The Shitty Gardener

Some months ago I told my partner that I wanted to grow a garden. It was something I hadn’t done since I was a kid, though back then I hadn’t really gardened either. It was more about leaving the thing to its own devices and coming out with is turnips the size of your head.

Yet on my birthday I came home to find a cedar box in the backyard full of already planted vegetables, as well as a set of hydraulic oil pails that housed some peppers and two canvas sacks that contained potatoes. Best of all he’d run a sort of watering system through it.

It was like the idiot’s garden, and I was thrilled. All I had to do was check for weeds every few days.

In the mornings, I would go out and look at my spiralling green charges and wonder at the way they seemed to grow overnight. This was partially because I’d begged for squash, and it really does grow a noticeable amount—if not every day then every week—extending like a long, stretching arm.

I watched as the potato plants climbed and the tomatoes filled out and spread like hips. We were perplexed by the orange bell peppers and how they seemed intent on becoming long green, finger-like things. We thought that perhaps the wrong ones had been bought. Then they turned red and we waited for orange. They wilted. We ate them anyway. They tasted like peppers.

Meanwhile the squash crawled out of the box and seemed to be making a run for the fence, as if things were so bad with us that it needed to escape. We watched as it split itself into different tendrils and then rooted itself down into the grass every few feet so that we could no longer mow the lawn. It was like the premise for some horror movie where the plants decide to rise up and eat us instead.

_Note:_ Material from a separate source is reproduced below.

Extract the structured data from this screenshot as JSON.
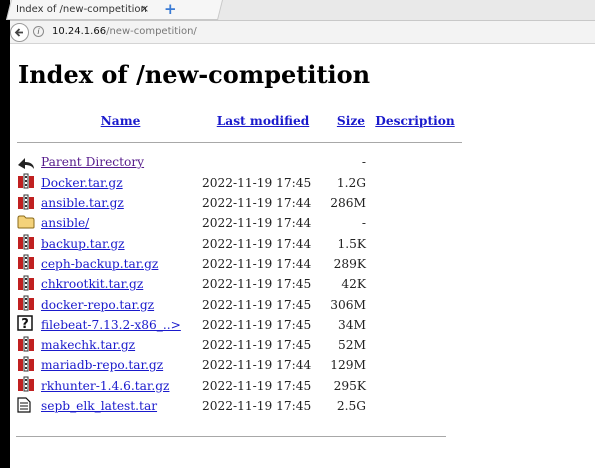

Then the squash began to wrap itself around other plants, the odd, spring-like parts of new vines climbing onto our tomato plants and trying to choke out our jalapenos. I kept having to pull the squash back to where it belonged. It was like separating two tussling fighters.

By now the squash gourds were the size of my feet, squashing down the overgrown grass with their heft.

“What do you think it wants?” my partner asked me in a whisper.

“To take over the world.”

“What should we do?”

“The only thing we can do,” I said calmly, pulling a pair of hedge clippers from behind my back, “We roast it.”